To address this, Philips Innovation Campus has built long-term partnerships with academia. “We worked closely with the Indian Institute of Science and several IITs when we were building imaging expertise,” Vaishnav recalls. Internships, he adds, are a key part of the strategy. “We bring in B.Tech and M.Tech students, train them, and gradually absorb them into the organisation.”
This sustained investment in talent and domain depth is what allows the GCC to contribute meaningfully to India-specific healthcare challenges—areas where Philips is increasingly driving IP-led innovation from within the country.
“The technologies we sell globally are available in India,” Vaishnav says. “We don’t differentiate by market.” What does change is how those technologies are contextualised. “Sometimes the interface or workflow needs to be tweaked for Indian users,” he explains. “We do that in collaboration with clinicians.”

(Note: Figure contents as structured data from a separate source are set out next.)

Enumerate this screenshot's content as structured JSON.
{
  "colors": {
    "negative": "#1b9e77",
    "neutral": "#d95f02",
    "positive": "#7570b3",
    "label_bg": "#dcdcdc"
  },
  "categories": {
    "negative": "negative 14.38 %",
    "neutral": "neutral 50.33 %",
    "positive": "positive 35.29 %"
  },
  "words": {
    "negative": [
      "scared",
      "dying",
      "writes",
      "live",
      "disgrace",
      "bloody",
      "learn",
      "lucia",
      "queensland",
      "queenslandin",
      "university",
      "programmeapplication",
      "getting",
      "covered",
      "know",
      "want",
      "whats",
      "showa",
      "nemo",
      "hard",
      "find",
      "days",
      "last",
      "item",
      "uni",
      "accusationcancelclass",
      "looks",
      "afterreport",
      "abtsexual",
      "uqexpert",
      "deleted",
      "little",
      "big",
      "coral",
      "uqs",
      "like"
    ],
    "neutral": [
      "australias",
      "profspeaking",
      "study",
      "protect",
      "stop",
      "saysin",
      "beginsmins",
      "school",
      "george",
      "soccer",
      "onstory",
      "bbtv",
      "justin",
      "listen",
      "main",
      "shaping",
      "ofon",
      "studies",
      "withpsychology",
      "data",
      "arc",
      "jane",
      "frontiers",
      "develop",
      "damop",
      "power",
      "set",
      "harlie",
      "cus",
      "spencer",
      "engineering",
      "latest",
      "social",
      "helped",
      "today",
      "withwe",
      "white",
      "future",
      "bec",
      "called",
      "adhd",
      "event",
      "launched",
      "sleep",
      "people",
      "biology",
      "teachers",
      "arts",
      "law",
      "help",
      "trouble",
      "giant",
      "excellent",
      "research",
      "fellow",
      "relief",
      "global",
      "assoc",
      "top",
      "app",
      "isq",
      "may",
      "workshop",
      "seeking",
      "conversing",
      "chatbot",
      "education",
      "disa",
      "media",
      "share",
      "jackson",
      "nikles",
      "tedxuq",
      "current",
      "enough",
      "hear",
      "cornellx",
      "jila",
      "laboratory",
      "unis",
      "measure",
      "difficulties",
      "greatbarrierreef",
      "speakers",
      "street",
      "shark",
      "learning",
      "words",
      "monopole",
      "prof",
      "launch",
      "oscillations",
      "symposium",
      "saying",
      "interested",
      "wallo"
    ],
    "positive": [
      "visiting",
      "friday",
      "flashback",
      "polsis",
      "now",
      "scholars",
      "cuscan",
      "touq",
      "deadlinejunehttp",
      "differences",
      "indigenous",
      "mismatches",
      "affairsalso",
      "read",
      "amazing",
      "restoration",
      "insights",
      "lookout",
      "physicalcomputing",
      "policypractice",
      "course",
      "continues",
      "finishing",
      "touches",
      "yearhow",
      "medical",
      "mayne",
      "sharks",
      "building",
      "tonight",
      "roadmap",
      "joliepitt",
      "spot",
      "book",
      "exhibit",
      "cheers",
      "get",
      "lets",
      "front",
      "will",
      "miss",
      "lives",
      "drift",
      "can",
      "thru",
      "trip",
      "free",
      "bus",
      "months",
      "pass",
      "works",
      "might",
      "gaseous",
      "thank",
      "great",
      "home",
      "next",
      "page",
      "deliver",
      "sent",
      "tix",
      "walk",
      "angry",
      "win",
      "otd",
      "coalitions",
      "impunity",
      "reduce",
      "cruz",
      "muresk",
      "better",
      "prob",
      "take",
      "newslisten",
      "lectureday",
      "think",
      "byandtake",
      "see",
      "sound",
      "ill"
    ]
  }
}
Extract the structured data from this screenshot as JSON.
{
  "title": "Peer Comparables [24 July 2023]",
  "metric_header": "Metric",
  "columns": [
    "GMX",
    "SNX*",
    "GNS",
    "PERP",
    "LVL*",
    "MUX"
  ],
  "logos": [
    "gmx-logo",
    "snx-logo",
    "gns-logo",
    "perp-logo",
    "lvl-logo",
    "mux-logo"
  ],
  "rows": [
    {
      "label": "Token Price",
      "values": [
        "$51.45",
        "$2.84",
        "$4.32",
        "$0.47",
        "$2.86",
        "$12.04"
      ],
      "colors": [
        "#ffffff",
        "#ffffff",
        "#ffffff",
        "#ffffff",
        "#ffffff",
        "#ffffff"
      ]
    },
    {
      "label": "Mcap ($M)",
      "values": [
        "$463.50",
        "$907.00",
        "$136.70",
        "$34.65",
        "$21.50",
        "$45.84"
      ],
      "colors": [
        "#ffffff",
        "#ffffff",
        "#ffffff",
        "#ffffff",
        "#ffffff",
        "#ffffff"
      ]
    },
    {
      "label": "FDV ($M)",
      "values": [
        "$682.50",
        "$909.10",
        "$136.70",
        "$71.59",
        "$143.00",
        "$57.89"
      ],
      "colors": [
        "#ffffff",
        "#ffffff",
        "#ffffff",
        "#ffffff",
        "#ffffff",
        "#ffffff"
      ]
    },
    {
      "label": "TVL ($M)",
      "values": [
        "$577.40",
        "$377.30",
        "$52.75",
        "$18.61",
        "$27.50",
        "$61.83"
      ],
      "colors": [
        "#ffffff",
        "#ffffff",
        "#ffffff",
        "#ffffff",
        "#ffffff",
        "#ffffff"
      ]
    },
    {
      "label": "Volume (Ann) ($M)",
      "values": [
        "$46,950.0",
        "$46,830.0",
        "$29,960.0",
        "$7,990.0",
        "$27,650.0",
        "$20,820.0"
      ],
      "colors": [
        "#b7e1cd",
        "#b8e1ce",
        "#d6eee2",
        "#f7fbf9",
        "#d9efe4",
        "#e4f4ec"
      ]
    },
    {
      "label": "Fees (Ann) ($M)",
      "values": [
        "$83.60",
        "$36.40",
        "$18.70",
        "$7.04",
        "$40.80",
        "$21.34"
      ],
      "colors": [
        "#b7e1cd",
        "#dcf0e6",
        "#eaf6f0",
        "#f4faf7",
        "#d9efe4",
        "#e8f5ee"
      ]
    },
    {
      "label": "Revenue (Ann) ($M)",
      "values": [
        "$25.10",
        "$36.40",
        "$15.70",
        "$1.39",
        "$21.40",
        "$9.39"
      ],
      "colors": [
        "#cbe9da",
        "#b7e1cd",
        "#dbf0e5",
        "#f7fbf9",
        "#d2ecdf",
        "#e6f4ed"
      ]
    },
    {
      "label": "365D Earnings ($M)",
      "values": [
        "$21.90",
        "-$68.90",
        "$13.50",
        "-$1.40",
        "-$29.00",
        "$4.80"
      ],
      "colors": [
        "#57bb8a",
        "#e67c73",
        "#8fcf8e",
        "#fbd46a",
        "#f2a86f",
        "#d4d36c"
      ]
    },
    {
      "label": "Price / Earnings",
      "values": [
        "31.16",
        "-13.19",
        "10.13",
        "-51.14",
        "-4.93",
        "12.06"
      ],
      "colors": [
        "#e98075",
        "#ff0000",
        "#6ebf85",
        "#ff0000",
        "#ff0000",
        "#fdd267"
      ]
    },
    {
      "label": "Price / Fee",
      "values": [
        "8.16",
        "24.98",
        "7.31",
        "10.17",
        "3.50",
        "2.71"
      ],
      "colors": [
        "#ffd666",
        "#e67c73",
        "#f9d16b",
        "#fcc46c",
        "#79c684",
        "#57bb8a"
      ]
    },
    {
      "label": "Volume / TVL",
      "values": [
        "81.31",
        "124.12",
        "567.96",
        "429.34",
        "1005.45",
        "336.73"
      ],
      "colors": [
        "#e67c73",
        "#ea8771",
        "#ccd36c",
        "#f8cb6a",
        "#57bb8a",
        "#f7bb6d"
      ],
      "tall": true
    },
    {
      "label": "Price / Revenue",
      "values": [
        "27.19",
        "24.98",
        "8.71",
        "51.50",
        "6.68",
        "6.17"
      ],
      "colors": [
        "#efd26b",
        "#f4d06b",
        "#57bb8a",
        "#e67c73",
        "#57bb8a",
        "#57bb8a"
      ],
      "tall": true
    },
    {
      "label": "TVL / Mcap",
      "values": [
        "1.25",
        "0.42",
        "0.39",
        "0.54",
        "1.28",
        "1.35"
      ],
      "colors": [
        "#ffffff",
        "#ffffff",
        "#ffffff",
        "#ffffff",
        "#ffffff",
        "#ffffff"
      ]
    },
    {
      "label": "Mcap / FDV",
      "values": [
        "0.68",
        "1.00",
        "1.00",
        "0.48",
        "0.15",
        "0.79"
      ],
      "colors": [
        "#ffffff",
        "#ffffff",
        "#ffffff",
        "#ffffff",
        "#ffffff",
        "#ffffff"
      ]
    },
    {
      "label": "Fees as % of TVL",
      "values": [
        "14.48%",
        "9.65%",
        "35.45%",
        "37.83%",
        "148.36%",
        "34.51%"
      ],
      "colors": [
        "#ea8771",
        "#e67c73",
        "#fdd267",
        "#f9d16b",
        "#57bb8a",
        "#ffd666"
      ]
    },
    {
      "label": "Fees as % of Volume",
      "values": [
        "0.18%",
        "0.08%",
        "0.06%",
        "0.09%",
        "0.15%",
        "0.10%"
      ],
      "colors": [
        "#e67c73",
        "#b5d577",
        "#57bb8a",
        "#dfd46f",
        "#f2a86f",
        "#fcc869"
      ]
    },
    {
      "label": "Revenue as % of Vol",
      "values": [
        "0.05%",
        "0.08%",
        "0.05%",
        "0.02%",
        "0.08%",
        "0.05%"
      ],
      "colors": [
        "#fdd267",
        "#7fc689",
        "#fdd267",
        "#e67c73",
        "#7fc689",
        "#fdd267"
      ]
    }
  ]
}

SmartSpeed MRI is a case in point. “In most parts of the world, you don’t see 30 MRI exams a day,” Vaishnav says. “In India, because of population scale, it’s common.” The solution, he notes, was conceptualised and developed in India. “You can see the pride when clinicians say, ‘This was built here because the problem exists here.’”
For Vaishnav, this is exactly where GCCs in India must head next—towards ownership of problem statements, not just execution. “Are you bringing the right leaders? Do they have a vision? Are they connected to customers?” he asks. “If those pieces are missing, the GCC will struggle to deliver value.”
As India’s GCC ecosystem matures, Philips’ Bengaluru centre offers a clear lesson. Success is not defined by scale alone, but by the ability to move up the value chain—from cost centres to innovation engines with global relevance.
“This is an opportunity for India,” Vaishnav says. “If we get it right, we can show the world what Indian GCCs are truly capable of.”